Die weitere Streitfrage wegen der Haftung der Dominien für die Grundbuchsführung behebt sich beinahe gänzlich durch die Auflassung des dreijährigen Termins zur Anmeldung von Ansprüchen, indem jetzt die Grundbuchsdominien auf Grund der appellatorischen Bestätigung, daß keine Syndikatsbeschwerde eingebracht wurde, die Löschung der Oktava sogleich erwirken können. Aus diesen hier kurz angeführten, in der MCZ. 2683/1854 umständlicher enthaltenen Gründen glaubte der Justizminister bei seiner dort ausgesprochenen Ansicht beharren zu sollen.
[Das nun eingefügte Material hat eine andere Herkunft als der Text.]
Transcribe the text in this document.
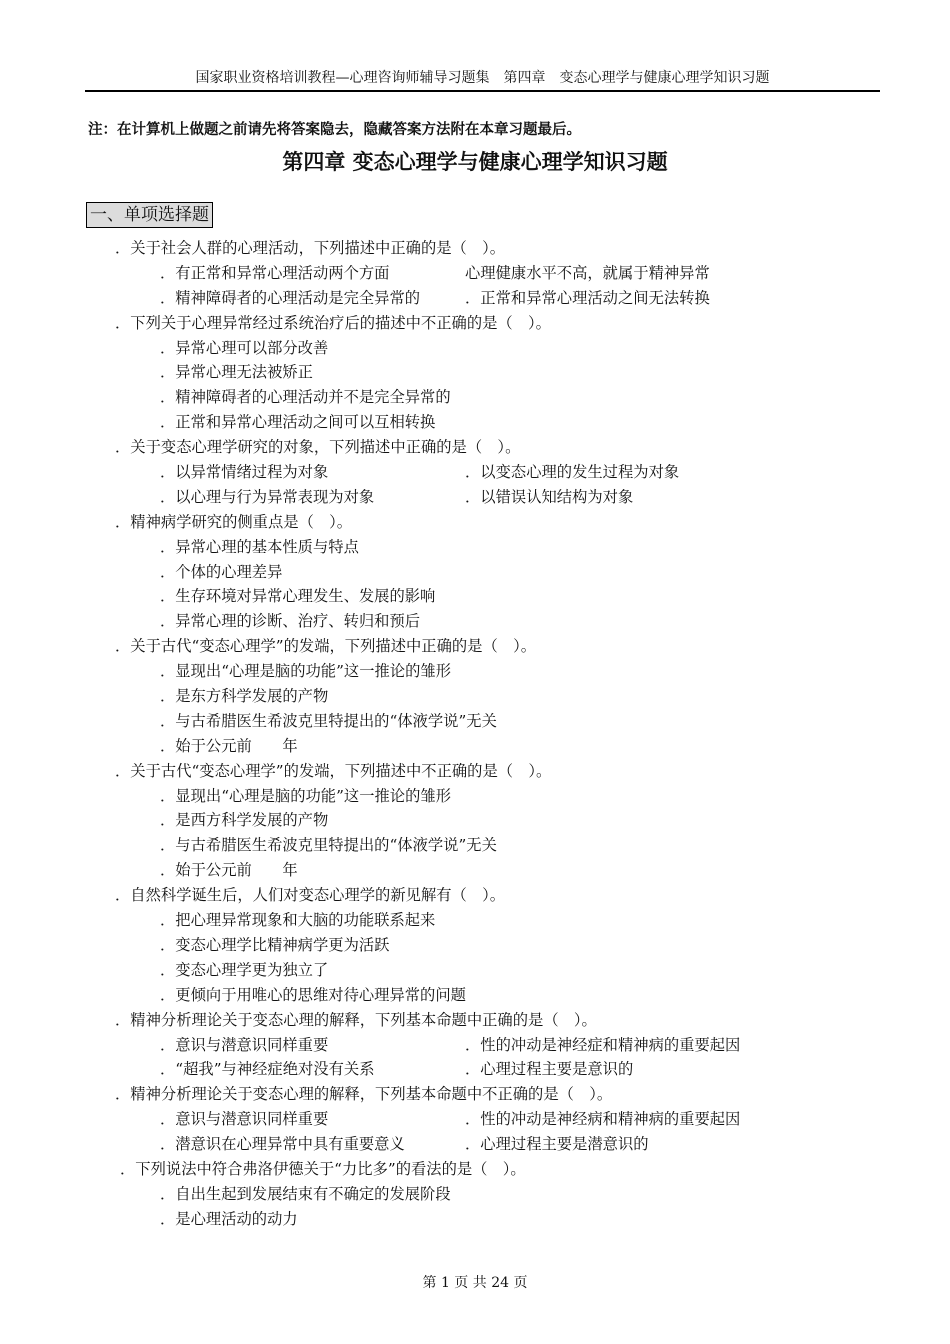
国家职业资格培训教程—心理咨询师辅导习题集　第四章　变态心理学与健康心理学知识习题
注：在计算机上做题之前请先将答案隐去，隐藏答案方法附在本章习题最后。
第四章 变态心理学与健康心理学知识习题
一、单项选择题
．关于社会人群的心理活动，下列描述中正确的是（　）。
．有正常和异常心理活动两个方面	心理健康水平不高，就属于精神异常
．精神障碍者的心理活动是完全异常的	．正常和异常心理活动之间无法转换
．下列关于心理异常经过系统治疗后的描述中不正确的是（　）。
．异常心理可以部分改善
．异常心理无法被矫正
．精神障碍者的心理活动并不是完全异常的
．正常和异常心理活动之间可以互相转换
．关于变态心理学研究的对象，下列描述中正确的是（　）。
．以异常情绪过程为对象	．以变态心理的发生过程为对象
．以心理与行为异常表现为对象	．以错误认知结构为对象
．精神病学研究的侧重点是（　）。
．异常心理的基本性质与特点
．个体的心理差异
．生存环境对异常心理发生、发展的影响
．异常心理的诊断、治疗、转归和预后
．关于古代“变态心理学”的发端，下列描述中正确的是（　）。
．显现出“心理是脑的功能”这一推论的雏形
．是东方科学发展的产物
．与古希腊医生希波克里特提出的“体液学说”无关
．始于公元前　　年
．关于古代“变态心理学”的发端，下列描述中不正确的是（　）。
．显现出“心理是脑的功能”这一推论的雏形
．是西方科学发展的产物
．与古希腊医生希波克里特提出的“体液学说”无关
．始于公元前　　年
．自然科学诞生后，人们对变态心理学的新见解有（　）。
．把心理异常现象和大脑的功能联系起来
．变态心理学比精神病学更为活跃
．变态心理学更为独立了
．更倾向于用唯心的思维对待心理异常的问题
．精神分析理论关于变态心理的解释，下列基本命题中正确的是（　）。
．意识与潜意识同样重要	．性的冲动是神经症和精神病的重要起因
．“超我”与神经症绝对没有关系	．心理过程主要是意识的
．精神分析理论关于变态心理的解释，下列基本命题中不正确的是（　）。
．意识与潜意识同样重要	．性的冲动是神经病和精神病的重要起因
．潜意识在心理异常中具有重要意义	．心理过程主要是潜意识的
．下列说法中符合弗洛伊德关于“力比多”的看法的是（　）。
．自出生起到发展结束有不确定的发展阶段
．是心理活动的动力
第 1 页 共 24 页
Der Minister des Inneren kam aus den ebendort angeführten Gründen, welche in der Konferenz vorgelesen wurden, auf seinen dort gestellten Antrag gleichfalls zurück.

Bei der Abstimmung hierüber vereinigte sich der Minister des Kultus und des öffentlichen Unterrichtes mit dem Antrage des Ministers des Inneren, während der vorsitzende Minister der auswärtigen Angelegenheiten , bemerkend, nicht genug tief in die diesfälligen gesetzlichen und administrativen Verhältnisse eingeweiht zu sein, sich der Äußerung einer positiven Meinung über den in der Rede stehenden Gegenstand enthalten zu sollen glaubte9.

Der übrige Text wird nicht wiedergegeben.